Duct comparison
Low velocity vs high velocity duct systems
Velocity choice is a system tradeoff: the same CFM can use more or less duct area, changing pressure loss, sound, routing, terminals, and the required fan performance.
Key differences
| Factor | Lower velocity approach | Higher velocity approach |
|---|---|---|
| Duct area | Usually needs more cross-sectional area for the same CFM. | Usually uses less area for the same CFM. |
| Pressure path | Can reduce velocity-related loss but still needs complete fitting/component checks. | Can increase straight-run and fitting loss, requiring pressure-budget review. |
| Routing | May be harder to fit in constrained spaces. | May be easier to route where physical area is limited. |
| Sound and terminals | Still depends on terminals, fittings, construction, and fan. | Needs careful acoustic and terminal review. |
| Final selection | Use assigned airflow, actual geometry, equipment, total resistance, acoustics, construction, and project requirements. | |
Example: the area tradeoff
At 400 CFM, 0.50 ft² produces 800 FPM and 1.00 ft² produces 400 FPM. The calculation illustrates the area relationship only.

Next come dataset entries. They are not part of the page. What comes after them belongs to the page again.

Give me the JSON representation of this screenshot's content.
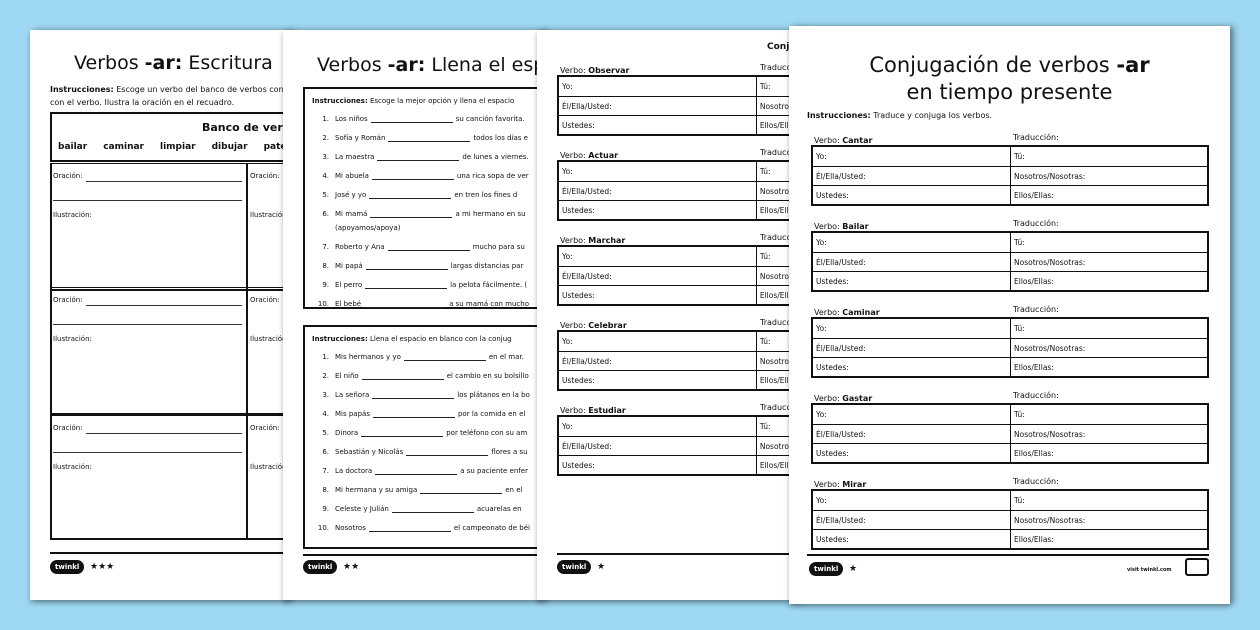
{
  "colors": {
    "background": "#9ed8f3",
    "page": "#ffffff",
    "ink": "#111111"
  },
  "page1": {
    "title_pre": "Verbos ",
    "title_bold": "-ar:",
    "title_post": " Escritura",
    "instructions_label": "Instrucciones:",
    "instructions_line1": " Escoge un verbo del banco de verbos con",
    "instructions_line2": "con el verbo. Ilustra la oración en el recuadro.",
    "bank_title": "Banco de verbos",
    "bank_verbs": [
      "bailar",
      "caminar",
      "limpiar",
      "dibujar",
      "patear"
    ],
    "oracion": "Oración:",
    "ilustracion": "Ilustración:",
    "stars": "★★★",
    "logo": "twinkl"
  },
  "page2": {
    "title_pre": "Verbos ",
    "title_bold": "-ar:",
    "title_post": " Llena el espacio",
    "section1": {
      "instructions_label": "Instrucciones:",
      "instructions": " Escoge la mejor opción y llena el espacio",
      "items": [
        {
          "n": "1.",
          "pre": "Los niños",
          "post": "su canción favorita."
        },
        {
          "n": "2.",
          "pre": "Sofía y Román",
          "post": "todos los días e"
        },
        {
          "n": "3.",
          "pre": "La maestra",
          "post": "de lunes a viernes."
        },
        {
          "n": "4.",
          "pre": "Mi abuela",
          "post": "una rica sopa de ver"
        },
        {
          "n": "5.",
          "pre": "José y yo",
          "post": "en tren los fines d"
        },
        {
          "n": "6.",
          "pre": "Mi mamá",
          "post": "a mi hermano en su",
          "extra": "(apoyamos/apoya)"
        },
        {
          "n": "7.",
          "pre": "Roberto y Ana",
          "post": "mucho para su"
        },
        {
          "n": "8.",
          "pre": "Mi papá",
          "post": "largas distancias par"
        },
        {
          "n": "9.",
          "pre": "El perro",
          "post": "la pelota fácilmente. ("
        },
        {
          "n": "10.",
          "pre": "El bebé",
          "post": "a su mamá con mucho"
        }
      ]
    },
    "section2": {
      "instructions_label": "Instrucciones:",
      "instructions": " Llena el espacio en blanco con la conjug",
      "items": [
        {
          "n": "1.",
          "pre": "Mis hermanos y yo",
          "post": "en el mar."
        },
        {
          "n": "2.",
          "pre": "El niño",
          "post": "el cambio en su bolsillo"
        },
        {
          "n": "3.",
          "pre": "La señora",
          "post": "los plátanos en la bo"
        },
        {
          "n": "4.",
          "pre": "Mis papás",
          "post": "por la comida en el"
        },
        {
          "n": "5.",
          "pre": "Dinora",
          "post": "por teléfono con su am"
        },
        {
          "n": "6.",
          "pre": "Sebastián y Nicolás",
          "post": "flores a su"
        },
        {
          "n": "7.",
          "pre": "La doctora",
          "post": "a su paciente enfer"
        },
        {
          "n": "8.",
          "pre": "Mi hermana y su amiga",
          "post": "en el"
        },
        {
          "n": "9.",
          "pre": "Celeste y Julián",
          "post": "acuarelas en"
        },
        {
          "n": "10.",
          "pre": "Nosotros",
          "post": "el campeonato de béi"
        }
      ]
    },
    "stars": "★★",
    "logo": "twinkl"
  },
  "page3": {
    "title": "Conj",
    "verb_label": "Verbo: ",
    "translation": "Traducción:",
    "verbs": [
      "Observar",
      "Actuar",
      "Marchar",
      "Celebrar",
      "Estudiar"
    ],
    "cells": [
      [
        "Yo:",
        "Tú:"
      ],
      [
        "Él/Ella/Usted:",
        "Nosotros/Nosotras:"
      ],
      [
        "Ustedes:",
        "Ellos/Ellas:"
      ]
    ],
    "stars": "★",
    "logo": "twinkl"
  },
  "page4": {
    "title_line1_pre": "Conjugación de verbos ",
    "title_line1_bold": "-ar",
    "title_line2": "en tiempo presente",
    "instructions_label": "Instrucciones:",
    "instructions": " Traduce y conjuga los verbos.",
    "verb_label": "Verbo: ",
    "translation": "Traducción:",
    "verbs": [
      "Cantar",
      "Bailar",
      "Caminar",
      "Gastar",
      "Mirar"
    ],
    "cells": [
      [
        "Yo:",
        "Tú:"
      ],
      [
        "Él/Ella/Usted:",
        "Nosotros/Nosotras:"
      ],
      [
        "Ustedes:",
        "Ellos/Ellas:"
      ]
    ],
    "stars": "★",
    "logo": "twinkl",
    "footer_url": "visit twinkl.com"
  }
}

It does not establish the appropriate velocity for a particular main, branch, return, exhaust path, or terminal.
Choose from the system, not a label
- Confirm the required CFM and each air-stream purpose.
- Calculate actual area and velocity for the feasible route.
- Check straight duct, fittings, terminals, filters, coils, and fan performance.
- Review sound, balancing, room distribution, installation, and local requirements.
FAQ
Is high velocity automatically noisy?
No. Sound also depends on fittings, terminals, attenuation, construction, fan selection, and the overall design.
Is low velocity always more efficient?
No. Duct size, fittings, route, fan operating point, leakage control, and construction all affect the result. Compare the complete installed system.